This is also an incomplete suggestion and I'm looking forward about the replies from others. Esp. given the recent daemon/sysread thread where some framework for forking/daemon-use would be also have been useful for the larger picture (avoiding zombies and race conditions by not reinventing an (*) overly complex and fragile process management...).
Ignoring threads and the module for now:
A true zombie is fairly lightweight and consists of not much more than kernel data containing the process exist status, which still needs to be returned to the invoking process or init. Check the man pages of perlvar (%SIG,SIGCHLD) and perlipc for details. You have zombies when you
- do not handle SIGCHLD with a signal handler exor
- do not wait for exiting children with wait or waitpid.
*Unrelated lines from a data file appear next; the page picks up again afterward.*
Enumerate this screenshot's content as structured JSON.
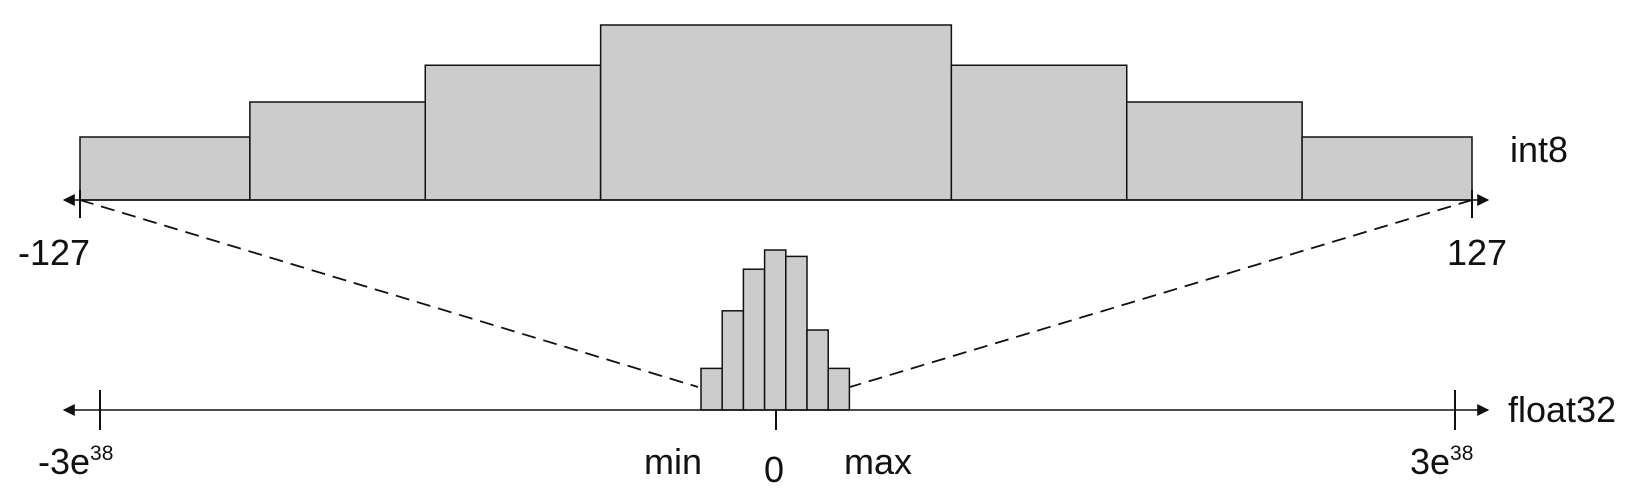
{
  "colors": {
    "bar_fill": "#cccccc",
    "stroke": "#111111",
    "background": "#ffffff"
  },
  "top_axis": {
    "name": "int8",
    "min_label": "-127",
    "max_label": "127",
    "bins": [
      {
        "from": -127,
        "to": -96,
        "height": 0.36
      },
      {
        "from": -96,
        "to": -64,
        "height": 0.56
      },
      {
        "from": -64,
        "to": -32,
        "height": 0.77
      },
      {
        "from": -32,
        "to": 32,
        "height": 1.0
      },
      {
        "from": 32,
        "to": 64,
        "height": 0.77
      },
      {
        "from": 64,
        "to": 96,
        "height": 0.56
      },
      {
        "from": 96,
        "to": 127,
        "height": 0.36
      }
    ]
  },
  "bottom_axis": {
    "name": "float32",
    "min_label": "-3e",
    "min_exp": "38",
    "max_label": "3e",
    "max_exp": "38",
    "zero_label": "0",
    "range_min_label": "min",
    "range_max_label": "max",
    "bins": [
      0.26,
      0.62,
      0.88,
      1.0,
      0.96,
      0.5,
      0.26
    ]
  }
}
If you have the full list of processes, you could use a non-blocking waitpid call in the parent to check/reap zombies (be very paranoid to avoid fragile code and races, and be prepared to allow for impossible bugs like this one: job-management vs. waitpid in the Perl Shell - which I still don't understand, despite my work-around).
Myself, I'd probably try the scrap from perldoc -f waitpid and add it to the parent process in a regularly visited code path.
Or better yet, grep docs and source of the fork manager module for interesting methods using wait/waitpid to avoid yet another run-in with races -> (*).